Les dernières épidémies causées par ce virus remontent à 2013, en Polynésie française. En 2015, le Brésil est aussi touché. Dans les deux à sept jours après la piqûre du moustique, des éruptions cutanées apparaissent. Le sujet peut également être victime de conjonctivite, de céphalées et de douleurs articulaires ou musculaires, des symptômes assimilables à ceux de la grippe. Les conséquences sont beaucoup plus graves chez les nouveau-nés : ils sont atteints de microcéphalie (la taille de la boite crânienne est inférieure à la moyenne). Des recherches sont actuellement en cours pour approfondir le lien entre cette pathologie et le virus Zika.

En Colombie, trois décès sont à déplorer à cause du virus, et il risque d’il y en avoir encore plus. Les symptômes ont entraîné des complications causant cette mortalité. D’autres pays d’Amérique du Sud, le Brésil entre autres, sont fortement touchés par le virus avec plus d’un million et demi de cas enregistrés. Le continent africain est également touché.
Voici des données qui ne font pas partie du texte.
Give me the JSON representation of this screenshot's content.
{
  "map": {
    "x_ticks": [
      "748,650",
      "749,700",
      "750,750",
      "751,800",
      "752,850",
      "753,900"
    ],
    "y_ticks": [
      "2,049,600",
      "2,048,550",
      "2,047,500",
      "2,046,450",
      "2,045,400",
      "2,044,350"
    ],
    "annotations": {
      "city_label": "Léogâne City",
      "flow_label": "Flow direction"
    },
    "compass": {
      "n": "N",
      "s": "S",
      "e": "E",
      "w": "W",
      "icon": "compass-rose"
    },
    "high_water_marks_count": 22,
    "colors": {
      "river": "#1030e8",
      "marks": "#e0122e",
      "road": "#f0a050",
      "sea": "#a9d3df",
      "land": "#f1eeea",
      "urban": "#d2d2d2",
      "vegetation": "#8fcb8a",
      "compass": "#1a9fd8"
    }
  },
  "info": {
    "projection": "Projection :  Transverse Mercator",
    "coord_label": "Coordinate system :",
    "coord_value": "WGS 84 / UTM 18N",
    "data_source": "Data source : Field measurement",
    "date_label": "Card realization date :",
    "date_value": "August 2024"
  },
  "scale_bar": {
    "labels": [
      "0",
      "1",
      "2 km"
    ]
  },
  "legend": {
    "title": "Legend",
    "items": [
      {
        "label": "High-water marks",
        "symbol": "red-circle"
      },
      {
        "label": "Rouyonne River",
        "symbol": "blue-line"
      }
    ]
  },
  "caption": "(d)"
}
Le traitement préconisé à l’heure actuelle consiste à boire beaucoup d’eau et à prendre des médicaments contre la fièvre et la douleur. Le repos est aussi nécessaire, et il est toujours nécessaire d’obtenir un avis médical.

Modes de prévention à court et long termes

À l’heure actuelle, il n’y a pas de vaccin contre le virus Zika. Le moyen d’éviter le virus consiste à éviter la reproduction du moustique aedes. Ce résultat s’obtient en couvrant ou en éliminant tous les endroits pouvant contenir ou retenir de l’eau, qui est l’habitat naturel de cet insecte. Une aspersion d’insecticide et de larvicide est aussi réalisée lorsque la population de moustiques devient trop importante. Des recherches sont actuellement en cours pour créer en laboratoire des moustiques mâles qui deviennent mortels pour les futures larves. Celles-ci devraient mourir avant même leur éclosion.

Si vous devez voyager dans un pays touché par l’épidémie, n’oubliez pas d’emmener des produits répulsifs ou anti-insectes. Portez des vêtements près du corps, et qui vous recouvrent entièrement. Dans votre logement, gardez les ouvertures vers l’extérieur hermétiquement fermées et utilisez une moustiquaire pour dormir.